Bien entendu, cette dichotomie, comme toutes les autres, sert à définir d’une certaine manière la compréhension de la réalité, mais elle ne l’explique pas complètement. Quoi qu’il en soit, ces forces si profondes peuvent être retracé dans l’histoire du cinéma, elles devraient nous aider à mûrir et à penser les structures que nous voulons générer en tant que créateurs, en tant que cinéastes. Pour nous, un siècle plus tard, depuis que certains ont commencé à fuir le contrôle implacable et Mafieux d’Edison, pour commencer à construire un empire encore plus grand qu’Hollywood, cela nous a fait imaginer un mouvement possible en accord à sa seconde histoire.
Il nous semble urgent et nécessaire de concilier ces deux forces de cinéma sous-terrain que semble bouger ce qui cinématographique vers toute action visant à rendre l’utilisation du film comme un processus de transformation sociale : des structures de force productive au service de personnes ne faisant pas de production audiovisuel, des méthodes fermes et précises qui conduisent non pas vers des gains financiers comme seule mesure, mais plutôt vers une organisation sociale autour de la représentation cinématographique elle-même.
Il semble urgent et nécessaire que nous commencions à concevoir d’autres approches sur d’autres manières de faire des films qui dépassent le militantisme accidentel du volontariat et de promouvoir ses plates-formes de production plus lourdes conçues comme des structures de la libération sociale, participatives, exploitées et gérées par différents groupes de personnes d’une localité.

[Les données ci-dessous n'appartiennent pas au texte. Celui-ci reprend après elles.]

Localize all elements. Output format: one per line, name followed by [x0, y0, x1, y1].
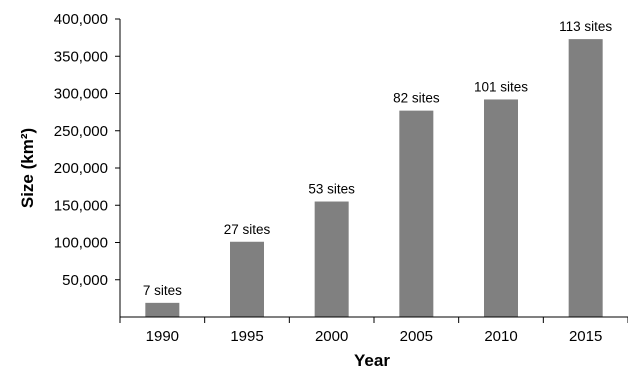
bar [145, 302, 180, 317]
y-tick-label: 200,000 [54, 160, 108, 177]
bar-data-label: 7 sites [143, 283, 182, 298]
y-ticks-group: 50,000 100,000 150,000 200,000 250,000 300,00… [54, 11, 120, 289]
bar [314, 201, 349, 317]
y-tick-label: 50,000 [62, 272, 108, 289]
y-tick-label: 250,000 [54, 123, 108, 140]
x-tick-label: 2015 [569, 328, 602, 345]
bars-group [145, 39, 603, 318]
bar-data-label: 53 sites [308, 182, 355, 197]
data-labels-group: 7 sites 27 sites 53 sites 82 sites 101 sites… [143, 19, 613, 298]
bar-data-label: 101 sites [474, 79, 528, 94]
y-tick-label: 300,000 [54, 86, 108, 103]
bar [230, 241, 264, 317]
bar [399, 110, 434, 317]
x-tick-label: 2005 [400, 328, 433, 345]
x-tick-label: 1995 [230, 328, 263, 345]
y-tick-label: 150,000 [54, 197, 108, 214]
y-tick-label: 400,000 [54, 11, 108, 28]
bar [484, 99, 518, 318]
x-tick-label: 1990 [146, 328, 179, 345]
x-axis-title: Year [354, 351, 390, 370]
x-tick-label: 2010 [484, 328, 517, 345]
x-tick-label: 2000 [315, 328, 348, 345]
bar-data-label: 27 sites [224, 222, 271, 237]
y-axis-title: Size (km²) [18, 128, 37, 208]
bar-data-label: 113 sites [559, 19, 612, 34]
bar-data-label: 82 sites [393, 91, 440, 106]
y-tick-label: 350,000 [54, 48, 108, 65]
y-tick-label: 100,000 [54, 235, 108, 252]
x-ticks-group: 1990 1995 2000 2005 2010 2015 [119, 317, 628, 345]
bar [568, 39, 603, 318]
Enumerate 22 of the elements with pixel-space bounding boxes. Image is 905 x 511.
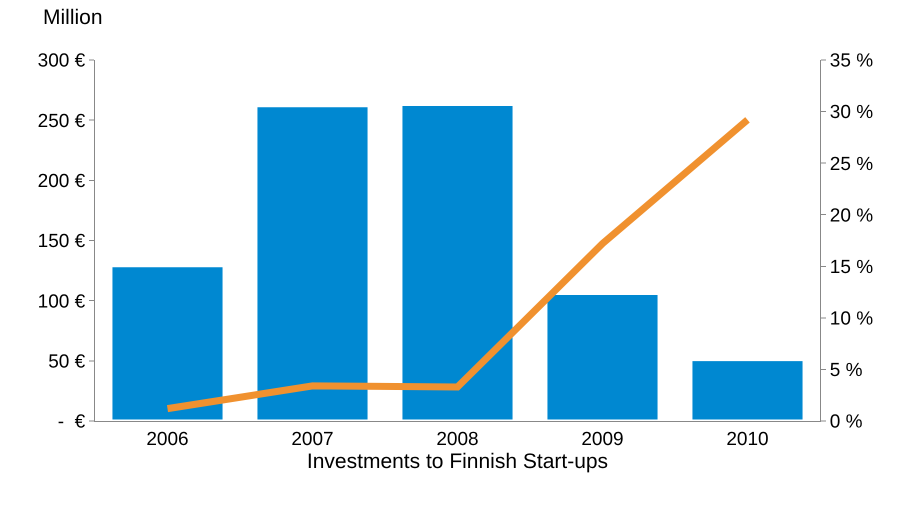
y-tick-label: 150 €: [38, 231, 86, 252]
y-tick-label: 100 €: [38, 291, 86, 312]
y2-tick-label: 25 %: [830, 154, 874, 175]
x-tick-label: 2010: [726, 428, 769, 450]
text: Investments to Finnish Start-ups: [306, 450, 608, 473]
x-tick-label: 2008: [436, 428, 479, 450]
y2-tick-label: 30 %: [830, 102, 874, 124]
y2-tick-label: 0 %: [830, 412, 863, 433]
x-tick-label: 2006: [146, 428, 189, 450]
y-tick-label: 250 €: [38, 110, 86, 132]
y2-tick-label: 35 %: [830, 50, 874, 72]
y-tick-label: - €: [58, 412, 86, 433]
y2-tick-label: 15 %: [830, 256, 874, 278]
y-axis-title: Million: [43, 6, 103, 29]
y2-tick-label: 5 %: [830, 360, 863, 382]
y-tick-label: 200 €: [38, 170, 86, 192]
y2-tick-label: 20 %: [830, 205, 874, 226]
y-tick-label: 50 €: [48, 351, 86, 372]
x-tick-label: 2009: [581, 428, 624, 450]
y2-tick-label: 10 %: [830, 308, 874, 330]
y-tick-label: 300 €: [38, 50, 86, 72]
x-tick-label: 2007: [291, 428, 334, 450]
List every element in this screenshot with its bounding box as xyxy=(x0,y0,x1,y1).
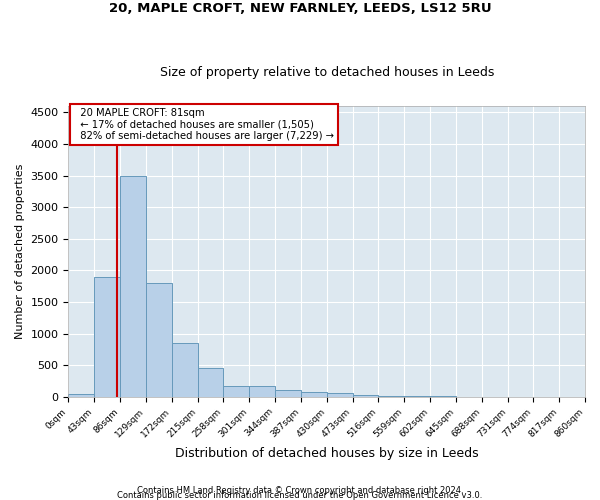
Bar xyxy=(68,394,94,397)
Bar xyxy=(404,396,430,397)
Bar xyxy=(249,386,275,397)
Bar xyxy=(353,395,379,397)
Bar xyxy=(94,276,120,397)
Bar xyxy=(327,393,353,397)
Bar xyxy=(379,396,404,397)
Bar xyxy=(146,283,172,397)
Bar xyxy=(301,392,327,397)
Y-axis label: Number of detached properties: Number of detached properties xyxy=(15,164,25,339)
Bar xyxy=(172,343,197,397)
Bar xyxy=(430,396,456,397)
Bar xyxy=(223,386,249,397)
Bar xyxy=(275,390,301,397)
Text: Contains public sector information licensed under the Open Government Licence v3: Contains public sector information licen… xyxy=(118,491,482,500)
Text: 20, MAPLE CROFT, NEW FARNLEY, LEEDS, LS12 5RU: 20, MAPLE CROFT, NEW FARNLEY, LEEDS, LS1… xyxy=(109,2,491,16)
Title: Size of property relative to detached houses in Leeds: Size of property relative to detached ho… xyxy=(160,66,494,78)
Text: 20 MAPLE CROFT: 81sqm
  ← 17% of detached houses are smaller (1,505)
  82% of se: 20 MAPLE CROFT: 81sqm ← 17% of detached … xyxy=(74,108,334,140)
Text: Contains HM Land Registry data © Crown copyright and database right 2024.: Contains HM Land Registry data © Crown c… xyxy=(137,486,463,495)
Bar xyxy=(120,176,146,397)
X-axis label: Distribution of detached houses by size in Leeds: Distribution of detached houses by size … xyxy=(175,447,479,460)
Bar xyxy=(197,368,223,397)
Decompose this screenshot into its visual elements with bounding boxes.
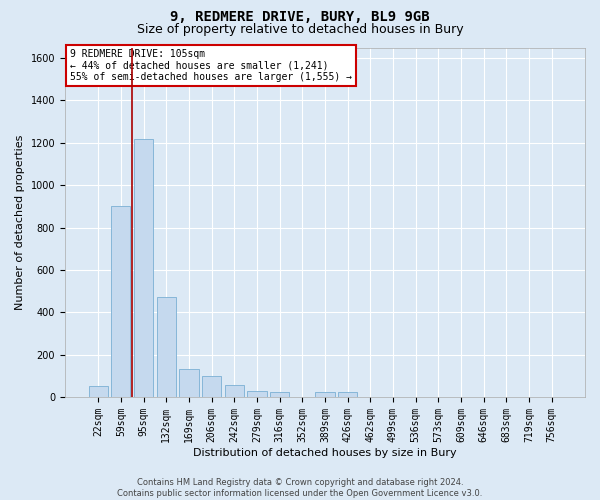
- Bar: [202, 376, 221, 397]
- Bar: [270, 392, 289, 397]
- Bar: [224, 386, 244, 397]
- Text: 9, REDMERE DRIVE, BURY, BL9 9GB: 9, REDMERE DRIVE, BURY, BL9 9GB: [170, 10, 430, 24]
- Text: Contains HM Land Registry data © Crown copyright and database right 2024.
Contai: Contains HM Land Registry data © Crown c…: [118, 478, 482, 498]
- Bar: [338, 392, 357, 397]
- X-axis label: Distribution of detached houses by size in Bury: Distribution of detached houses by size …: [193, 448, 457, 458]
- Bar: [179, 370, 199, 397]
- Text: Size of property relative to detached houses in Bury: Size of property relative to detached ho…: [137, 22, 463, 36]
- Bar: [157, 298, 176, 397]
- Bar: [247, 390, 266, 397]
- Bar: [134, 138, 153, 397]
- Text: 9 REDMERE DRIVE: 105sqm
← 44% of detached houses are smaller (1,241)
55% of semi: 9 REDMERE DRIVE: 105sqm ← 44% of detache…: [70, 49, 352, 82]
- Bar: [89, 386, 108, 397]
- Y-axis label: Number of detached properties: Number of detached properties: [15, 134, 25, 310]
- Bar: [111, 206, 130, 397]
- Bar: [316, 392, 335, 397]
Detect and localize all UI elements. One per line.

En bref, s’il s’agit « d’utopie », nous pensons qu’il faut s’engager dans la création de plateformes cinématographiques dont la puissance de production est progressivement occupé par des collectivités.
Un siècle après que les grands studios ont commencé à être considérés comme un monstrueux marché culturel du vingtième siècle, nous voulons construire des grands studios (ouverts) où nos méthodes ferreux conduisent directement à la production et à la gestion populaire des films.
Eh bien, oui … qu’est-ce que nous avons en notre faveur pour un tel exploit ? La même chose qu’avaient les Lumière en décembre 1895, lors de la première projection, avec un échec apparent du public, une petite caméra, un projecteur (le cinématographe), beaucoup de doutes et une grande capacité travail.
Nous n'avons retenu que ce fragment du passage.